We have the wealth. We have the education. We have the resources. None of that is making us happy. Why? Because we have yet to accept that insanity is doing the same thing over and over again and expecting a different result.
Many know how to make America happy
While many Americans continue to brag about how great we are, others live their greatness with their lifestyle. They are happy which is what everyone wants.
NPR reported the following recently.
As of this writing, the Finns are the happiest people in the world. At least, that's according to the United Nations' Sustainable Development Solutions Network — which on Wednesday released its annual rankings of 156 countries, using a statistical model based on a gamut of considerations ranging from their citizens' healthy life expectancy and income to their governments' levels of social support and government corruption. This model showed Finland leaping from its fifth-place finish in last year's report to first.
Don't cry for Norway, though. The Olympic powerhouse fell no further than second. In fact, this list's leaders may have shuffled a bit — but, as the report explains, "the top ten positions are held by the same countries as in the last two years." And that means a very Nordic leaderboard: Of those 10, only Switzerland (5), Canada (7), New Zealand (8) and Australia (10) hail from somewhere other than Europe's northern reaches.
So is the United States, the country that Trump will make great again doing any better?
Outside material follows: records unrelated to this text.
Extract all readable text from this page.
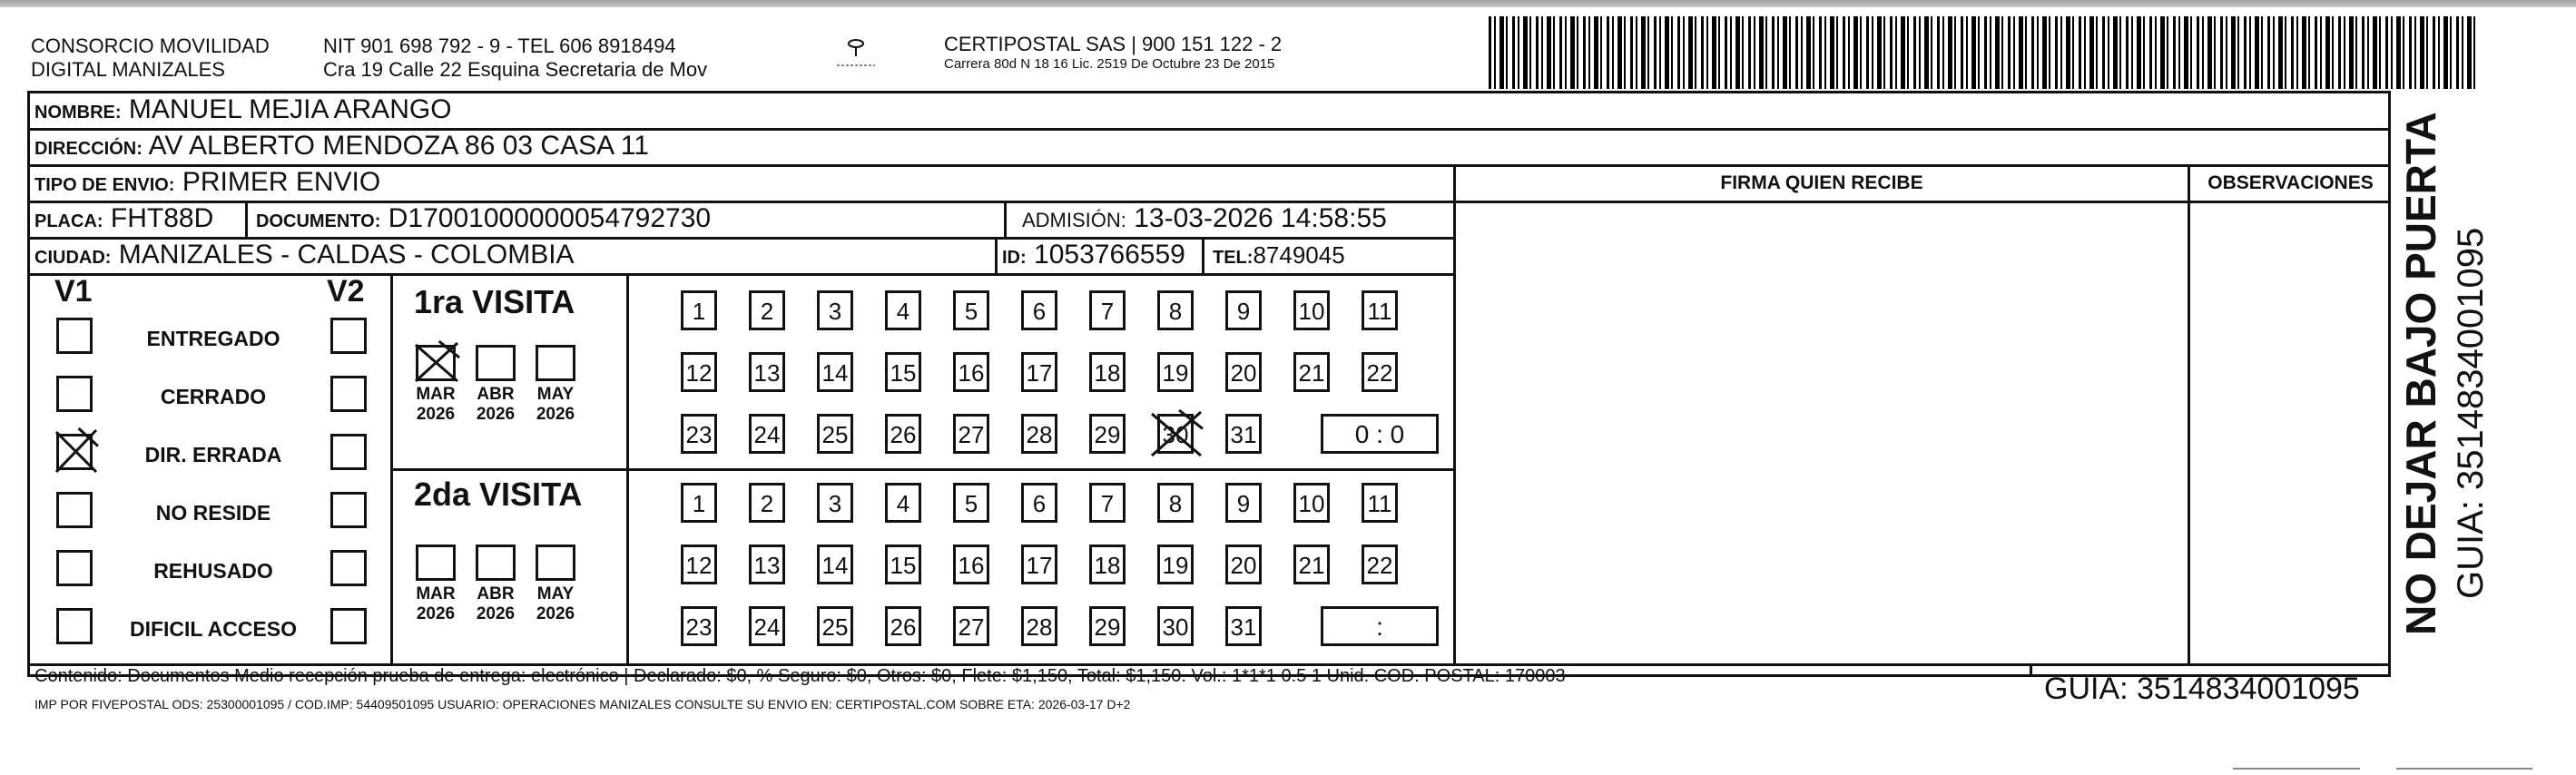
CONSORCIO MOVILIDAD
DIGITAL MANIZALES
NIT 901 698 792 - 9 - TEL 606 8918494
Cra 19 Calle 22 Esquina Secretaria de Mov
CERTIPOSTAL SAS | 900 151 122 - 2
Carrera 80d N 18 16 Lic. 2519 De Octubre 23 De 2015
NOMBRE: MANUEL MEJIA ARANGO
DIRECCIÓN: AV ALBERTO MENDOZA 86 03 CASA 11
TIPO DE ENVIO: PRIMER ENVIO	FIRMA QUIEN RECIBE	OBSERVACIONES
PLACA: FHT88D DOCUMENTO: D17001000000054792730	ADMISIÓN: 13-03-2026 14:58:55
CIUDAD: MANIZALES - CALDAS - COLOMBIA	ID: 1053766559 TEL:8749045
V1	V2
ENTREGADO
CERRADO
DIR. ERRADA
NO RESIDE
REHUSADO
DIFICIL ACCESO
1ra VISITA
2da VISITA
MAR
2026
ABR
2026
MAY
2026
MAR
2026
ABR
2026
MAY
2026
1	2	3	4	5	6	7	8	9	10 11
12 13 14 15 16 17 18 19 20 21 22
23 24 25 26 27 28 29 30 31	0 : 0
1	2	3	4	5	6	7	8	9	10 11
12 13 14 15 16 17 18 19 20 21 22
23 24 25 26 27 28 29 30 31	:
Contenido: Documentos Medio recepción prueba de entrega: electrónico | Declarado: $0, % Seguro: $0, Otros: $0, Flete: $1,150, Total: $1,150. Vol.: 1*1*1 0.5 1 Unid. COD. POSTAL: 170003
IMP POR FIVEPOSTAL ODS: 25300001095 / COD.IMP: 54409501095 USUARIO: OPERACIONES MANIZALES CONSULTE SU ENVIO EN: CERTIPOSTAL.COM SOBRE ETA: 2026-03-17 D+2	GUIA: 3514834001095
NO DEJAR BAJO PUERTA GUIA: 3514834001095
Not according to the report.
Readers will need to skim a little lower to find the U.S., which dropped four spots from last year's list to No. 18, just above the U.K. and the United Arab Emirates. In fact, the explanation for the American slide gets an entire chapter in the report. "The U.S. is in the midst of a complex and worsening public-health crisis, involving epidemics of obesity, opioid addiction, and major depressive disorder that are all remarkable by global standards," writes the chapter's author, Jeffrey Sachs, director of Columbia University's Center for Sustainable Development.
Sachs notes that these three epidemics, which are "likely mutually reinforcing," are exacerbated by high levels of income inequality and a "woefully inadequate" health care system. Other factors, according to Sachs, include corporate deregulation and increasing screen time on new technologies. "The main issue for the U.S. is not the lack of means to address the crises of public health and declining well-being," he says. "Rather, perhaps the major practical barrier is corporate lobbying that keeps dangerous corporate practices in place and imposes untold burdens on the poor and vulnerable parts of the U.S. population, coupled with the failure of the American political system to address and understand America's growing social crisis."
The report busts the U.S. bubble in one sweep. Our plutocracy with its practices is materially hurting its own. But if we keep electing people who continue to fool us, we will continue to get the same results. It is insanity. It is time for America to learn from those who've done it and are happier for it.